Jon Brodkin of Ars Technica has a fairly detailed yet readable explanation of why this is bad for the Internet—meaning bad for the choices available to ordinary consumers and bad for the pace of innovation in new types of content and services. Basically it's a license to the cable providers to exploit a new revenue source, with no commitment to use those revenues to actually upgrade service. (With an effective monopoly in many metropolitan areas and speeds already faster than satellite, the local cable provider has no market pressure to upgrade service, at least not until fiber becomes more widespread.) The need to pay access fees will make it harder for new entrants on the content and services side; in the long run, these fees could actually be good for Netflix, since it won't have to worry as much about competition.
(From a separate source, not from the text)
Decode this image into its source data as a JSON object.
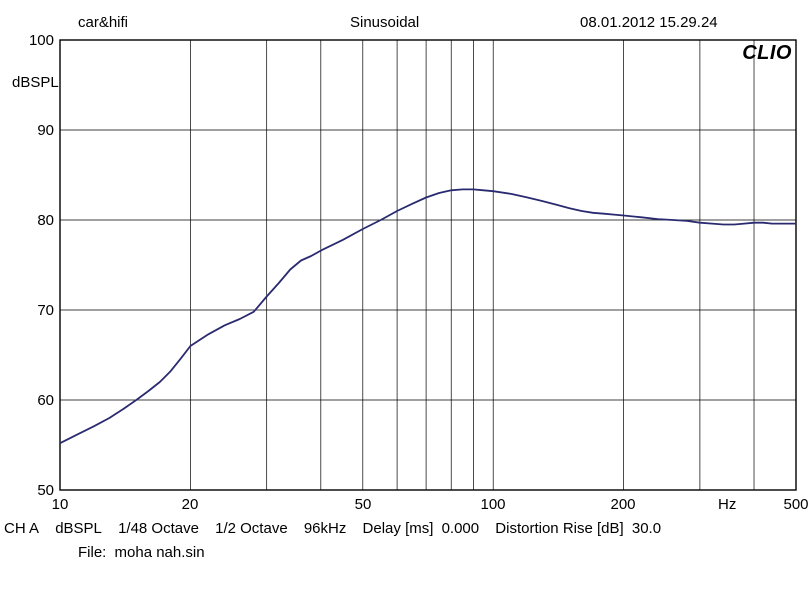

The ultimate result will be to lock in the current set of incumbents that control the Internet, ushering in the era of big, fat, incompetent monopolies.
Not only is this bad for consumers and for innovation, but it's a reversal (or at least a severe watering-down) of the FCC's earlier position on net neutrality, established in 2010 under a different FCC chair. Why did this happen? Well, look at this:
That's from another article that Brodkin published yesterday, on the revolving door at the FCC. To summarize: Tom Wheeler, the current chair of the FCC, has previously been the CEO of the industry organizations for both the cellular industry (CTIA) and the cable industry (NCTA). The NCTA is currently headed by Michael Powell, a former chair of the FCC. The CTIA announced that its next CEO will be Meredith Attwell Baker. Her résumé goes like this: lobbyist for the CTIA; lobbying firms; National Telecommunications and Information Administration (part of the Department of Commerce), where she sided with Comcast against the FCC; FCC commissioner who voted for the Comcast-NBC merger (that's Kabletown, for 30 Rock fans); head lobbyist for the NBC division of Comcast; and now CEO of the CTIA.
To put things in more familiar terms, this is roughly like Tim Pawlenty leaving the Financial Services Roundtable to become chair of the Federal Reserve and Ben Bernanke leaving the Fed to become head of the American Bankers Association, or Phil Gramm becoming a senior bank executive after shepherding the Gramm-Leach-Bliley Act and the Commodity Futures Modernization Act. (Wait, one of those things actually happened.)
Many business groups like to say that they are against regulation because of free market, big government, economic efficiency, consumer choice, blah blah blah. But in fact, the history of regulation is one of large incumbents (or well-funded, well-connected newcomers) buying politicians and using them to extract rents, raise barriers to entry, erect tariff barriers, and do other things to pad the bottom line. Very occasionally, like in 2009–2010, people sit up and take notice. But most of the time, the casino is open and everyone looks the other way.
* There's a separate issue about peering deals between different parts of the Internet backbone, which conceptually is a net neutrality issue, but is not addressed by the FCC's net neutrality rules.